A savvy and effective Islamic State terror group commander with a penchant for surviving U.S. airstrikes was the target again this past Sunday, according to the Pentagon.

Defense officials confirmed Thursday they targeted Abu Omar al-Shishani, also known as "Omar the Chechen," in a strike July 10 during a meeting of IS officials south of Mosul.

A spokesman said officials were still assessing the results of the airstrike.

Shishani was reported killed Wednesday by the Aamaq News Agency, an IS-linked organization. Aamaq said Shishani was killed in the town of Shirqat while trying to "halt the military campaign" against the self-declared caliphate's Iraqi capital of Mosul. IS had previously denied claims Shishani had been killed.

U.S. and coalition forces have targeted Shishani numerous times, including in an airstrike March 4 in al-Shaddadi, Syria, initially deemed to have been successful.

"The intelligence that we had at the time led us to believe we killed Shishani," Defense Department spokesman Matthew Allen told VOA, adding, "We recognized at the time that our intelligence picture was incomplete."

"When he reemerged, we took a strike against him," he said.

Pentagon spokesman Peter Cook described the intelligence that led to the strike as "very recent." He said 16 other IS leaders also were thought to have been present at the time of the July 10 strike.

Previous claims

"He's been reported dead nine times now, but this might be the one," said Patrick Skinner, a former intelligence officer now with the Soufan Group, a New York organization that provides strategic security intelligence services to governments and multinational organizations.

FILE - Iraqi government forces drive their armored vehicle, June 22, 2016, some 40 kilometers (25 miles) west of Qayyarah, during their operation to take the city and make it a launchpad for Mosul.
FILE - Iraqi government forces drive their armored vehicle, June 22, 2016, some 40 kilometers (25 miles) west of Qayyarah, during their operation to take the city and make it a launchpad for Mosul.

"Shirqat is key to Mosul and Shishani is a tactical commander," Skinner said. "It would make sense Shishani would be where the fighting was."

Shirqat is about 100 kilometers south of Mosul and is within about 35 kilometers of Qayyarah. Iraqi Security Forces, backed by U.S. air power, began advancing on the area late last month and just days ago managed to seize the key Qayyarah West airbase.

During a visit Monday to Baghdad, U.S. Defense Secretary Ash Carter said he was sending an additional 560 troops to Iraq, in part to help turn the base into a logistics and air hub for the assault on Mosul.

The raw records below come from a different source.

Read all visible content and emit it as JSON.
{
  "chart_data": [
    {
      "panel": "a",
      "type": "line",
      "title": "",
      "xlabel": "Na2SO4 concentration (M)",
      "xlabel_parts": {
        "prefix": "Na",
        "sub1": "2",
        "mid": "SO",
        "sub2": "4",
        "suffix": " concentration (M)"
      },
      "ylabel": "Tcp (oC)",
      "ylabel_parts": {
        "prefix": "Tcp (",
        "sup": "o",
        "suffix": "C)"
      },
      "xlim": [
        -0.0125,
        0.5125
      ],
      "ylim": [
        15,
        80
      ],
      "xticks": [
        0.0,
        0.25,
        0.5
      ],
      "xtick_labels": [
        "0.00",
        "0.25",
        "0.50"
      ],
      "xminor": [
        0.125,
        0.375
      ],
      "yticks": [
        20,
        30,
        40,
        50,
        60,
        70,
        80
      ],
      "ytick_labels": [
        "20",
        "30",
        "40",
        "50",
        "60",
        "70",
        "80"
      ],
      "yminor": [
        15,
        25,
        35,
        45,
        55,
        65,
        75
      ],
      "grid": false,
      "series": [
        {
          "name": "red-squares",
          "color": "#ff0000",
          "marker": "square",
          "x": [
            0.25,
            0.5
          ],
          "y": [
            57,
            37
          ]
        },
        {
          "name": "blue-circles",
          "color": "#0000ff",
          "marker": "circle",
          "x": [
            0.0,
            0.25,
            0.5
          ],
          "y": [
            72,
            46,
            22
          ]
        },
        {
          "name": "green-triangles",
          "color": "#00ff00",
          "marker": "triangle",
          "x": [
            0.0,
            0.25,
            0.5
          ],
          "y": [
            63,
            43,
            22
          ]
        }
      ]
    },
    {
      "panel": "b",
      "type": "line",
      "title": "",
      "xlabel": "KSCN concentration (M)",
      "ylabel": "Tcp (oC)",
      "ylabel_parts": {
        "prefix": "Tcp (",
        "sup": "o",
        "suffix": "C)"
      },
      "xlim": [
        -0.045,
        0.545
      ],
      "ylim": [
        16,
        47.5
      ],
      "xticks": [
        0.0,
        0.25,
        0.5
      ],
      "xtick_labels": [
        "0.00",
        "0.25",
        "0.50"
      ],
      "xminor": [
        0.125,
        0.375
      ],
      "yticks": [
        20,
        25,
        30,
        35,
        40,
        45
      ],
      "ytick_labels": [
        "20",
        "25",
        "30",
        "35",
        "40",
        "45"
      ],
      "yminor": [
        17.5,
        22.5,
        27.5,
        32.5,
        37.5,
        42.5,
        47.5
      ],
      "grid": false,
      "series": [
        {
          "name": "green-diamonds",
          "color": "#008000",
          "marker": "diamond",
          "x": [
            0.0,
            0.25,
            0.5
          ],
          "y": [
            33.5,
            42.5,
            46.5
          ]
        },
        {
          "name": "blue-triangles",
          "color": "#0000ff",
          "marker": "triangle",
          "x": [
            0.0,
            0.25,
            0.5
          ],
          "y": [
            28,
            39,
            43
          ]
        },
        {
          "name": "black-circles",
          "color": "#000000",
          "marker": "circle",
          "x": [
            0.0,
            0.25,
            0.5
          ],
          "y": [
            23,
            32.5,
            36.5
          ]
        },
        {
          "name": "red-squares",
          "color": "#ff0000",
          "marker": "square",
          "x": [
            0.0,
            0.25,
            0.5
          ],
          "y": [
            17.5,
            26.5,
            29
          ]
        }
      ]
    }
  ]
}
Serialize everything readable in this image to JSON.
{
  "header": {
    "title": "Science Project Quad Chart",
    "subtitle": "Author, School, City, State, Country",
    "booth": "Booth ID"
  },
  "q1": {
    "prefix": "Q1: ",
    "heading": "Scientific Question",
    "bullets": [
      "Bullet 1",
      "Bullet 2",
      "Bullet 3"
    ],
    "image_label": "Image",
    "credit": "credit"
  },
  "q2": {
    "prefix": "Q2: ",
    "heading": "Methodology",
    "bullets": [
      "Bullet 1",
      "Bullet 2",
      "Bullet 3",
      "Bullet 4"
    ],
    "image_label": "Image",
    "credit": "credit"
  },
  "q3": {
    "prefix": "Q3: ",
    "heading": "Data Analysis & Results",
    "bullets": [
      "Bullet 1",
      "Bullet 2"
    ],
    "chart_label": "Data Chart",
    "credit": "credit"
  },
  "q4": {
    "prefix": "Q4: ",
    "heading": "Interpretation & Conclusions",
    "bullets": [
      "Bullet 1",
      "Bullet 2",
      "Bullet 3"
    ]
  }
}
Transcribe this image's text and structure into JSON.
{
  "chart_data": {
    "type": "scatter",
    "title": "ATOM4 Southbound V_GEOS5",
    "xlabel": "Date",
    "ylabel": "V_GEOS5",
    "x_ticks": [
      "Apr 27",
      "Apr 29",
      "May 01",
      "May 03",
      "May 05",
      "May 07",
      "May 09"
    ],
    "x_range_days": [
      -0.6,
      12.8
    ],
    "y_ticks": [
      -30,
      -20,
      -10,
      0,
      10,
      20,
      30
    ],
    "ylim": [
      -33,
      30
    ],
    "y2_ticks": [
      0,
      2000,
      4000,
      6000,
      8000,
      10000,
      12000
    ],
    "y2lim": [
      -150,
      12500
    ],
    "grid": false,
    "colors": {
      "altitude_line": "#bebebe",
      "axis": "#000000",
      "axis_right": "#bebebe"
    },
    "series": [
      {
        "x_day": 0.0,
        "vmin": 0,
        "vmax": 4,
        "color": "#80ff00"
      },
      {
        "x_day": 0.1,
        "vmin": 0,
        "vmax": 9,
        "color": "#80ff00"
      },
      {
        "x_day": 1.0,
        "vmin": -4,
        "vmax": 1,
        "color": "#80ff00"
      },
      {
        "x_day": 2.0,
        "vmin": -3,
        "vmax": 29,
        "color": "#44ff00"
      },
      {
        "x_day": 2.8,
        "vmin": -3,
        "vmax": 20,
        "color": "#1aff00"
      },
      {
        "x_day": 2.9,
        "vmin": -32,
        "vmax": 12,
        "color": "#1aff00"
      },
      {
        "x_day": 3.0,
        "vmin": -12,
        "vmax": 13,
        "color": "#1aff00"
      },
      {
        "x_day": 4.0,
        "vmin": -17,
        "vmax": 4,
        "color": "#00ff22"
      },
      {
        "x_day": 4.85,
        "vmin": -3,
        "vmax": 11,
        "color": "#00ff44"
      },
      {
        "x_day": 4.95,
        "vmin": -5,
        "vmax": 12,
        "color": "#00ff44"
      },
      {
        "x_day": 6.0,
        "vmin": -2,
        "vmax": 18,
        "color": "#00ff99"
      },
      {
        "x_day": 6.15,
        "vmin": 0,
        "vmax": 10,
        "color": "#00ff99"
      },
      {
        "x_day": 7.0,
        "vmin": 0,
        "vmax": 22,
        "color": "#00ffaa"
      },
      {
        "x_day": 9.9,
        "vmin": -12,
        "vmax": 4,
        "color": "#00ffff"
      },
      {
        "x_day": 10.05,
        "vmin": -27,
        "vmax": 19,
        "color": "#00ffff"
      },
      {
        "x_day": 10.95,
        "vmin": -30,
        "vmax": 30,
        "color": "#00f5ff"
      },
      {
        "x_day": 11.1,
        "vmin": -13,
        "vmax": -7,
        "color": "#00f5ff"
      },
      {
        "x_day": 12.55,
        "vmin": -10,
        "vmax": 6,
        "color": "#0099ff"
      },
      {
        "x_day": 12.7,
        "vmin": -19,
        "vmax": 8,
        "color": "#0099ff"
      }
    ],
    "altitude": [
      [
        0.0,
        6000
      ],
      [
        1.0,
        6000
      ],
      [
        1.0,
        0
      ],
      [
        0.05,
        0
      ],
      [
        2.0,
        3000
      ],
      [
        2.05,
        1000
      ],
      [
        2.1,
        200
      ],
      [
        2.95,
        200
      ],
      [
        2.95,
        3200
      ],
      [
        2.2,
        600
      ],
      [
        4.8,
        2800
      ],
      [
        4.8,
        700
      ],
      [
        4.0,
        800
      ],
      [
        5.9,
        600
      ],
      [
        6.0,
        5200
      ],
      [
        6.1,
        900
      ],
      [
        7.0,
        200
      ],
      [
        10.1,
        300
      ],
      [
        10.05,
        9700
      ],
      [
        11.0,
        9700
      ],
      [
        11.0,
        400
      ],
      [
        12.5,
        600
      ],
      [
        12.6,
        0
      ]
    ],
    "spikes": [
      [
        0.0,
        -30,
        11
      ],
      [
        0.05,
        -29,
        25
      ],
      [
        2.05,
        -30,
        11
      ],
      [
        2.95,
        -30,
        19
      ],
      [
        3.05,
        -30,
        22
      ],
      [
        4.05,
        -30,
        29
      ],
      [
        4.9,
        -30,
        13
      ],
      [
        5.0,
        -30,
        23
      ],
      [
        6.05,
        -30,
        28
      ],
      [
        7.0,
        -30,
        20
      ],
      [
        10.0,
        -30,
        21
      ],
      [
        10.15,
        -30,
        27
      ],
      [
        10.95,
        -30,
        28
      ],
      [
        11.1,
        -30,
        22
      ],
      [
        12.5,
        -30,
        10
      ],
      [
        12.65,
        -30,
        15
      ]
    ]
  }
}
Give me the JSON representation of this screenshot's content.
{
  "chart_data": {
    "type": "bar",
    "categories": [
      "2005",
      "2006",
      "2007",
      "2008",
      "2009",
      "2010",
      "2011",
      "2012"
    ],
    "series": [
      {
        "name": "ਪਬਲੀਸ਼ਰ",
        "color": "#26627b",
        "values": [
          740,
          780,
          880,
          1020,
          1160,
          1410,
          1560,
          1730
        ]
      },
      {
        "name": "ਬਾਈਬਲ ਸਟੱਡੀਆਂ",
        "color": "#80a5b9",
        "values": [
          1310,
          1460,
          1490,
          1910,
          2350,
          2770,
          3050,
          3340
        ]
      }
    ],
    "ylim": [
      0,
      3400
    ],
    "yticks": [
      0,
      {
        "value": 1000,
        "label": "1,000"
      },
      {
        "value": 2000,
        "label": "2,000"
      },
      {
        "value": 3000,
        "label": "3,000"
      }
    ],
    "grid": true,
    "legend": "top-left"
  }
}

Pentagon officials have described Shishani as IS's "minister of war," a battle-hardened commander with ties to IS leader Abu Bakr al-Baghdadi.

Shishani pledged allegiance to IS in mid-2013, bringing with him hundreds of Russian-speaking fighters. He rapidly rose to the rank of IS northern commander and gained a seat on the terror group's Shura council, responsible for helping to implement IS's religious doctrines.

Georgian national

The Syrian-based Georgian national previously served in an intelligence unit with the Georgian army, where he was trained in U.S. counterterrorism and counterinsurgency tactics.

Shishani also is credited as one of the driving forces behind the militant group's rapid gains in Iraq's Anbar province in 2014.

"It was tactically brilliant," said Daveed Gartenstein-Ross, a senior fellow with the Foundation for the Defense of Democracies, a Washington group that conducts research on global terrorism.

"[Shishani] didn't use that many men to capture territory," Gartenstein-Ross added. "He used a relatively light force to capture a significant amount of ground."

Defense officials have said removing Shishani from the battlefield would strike a blow to the group's ability to coordinate its defense of key cities, such as Mosul and the group's Syrian capital of Raqqa.

They said it also would damage the ability of IS to recruit, and possibly keep, foreign fighters from Chechnya and the Caucasus regions.

The U.S. State Department had announced a reward of up to $5 million for information leading to Shishani's arrest or death.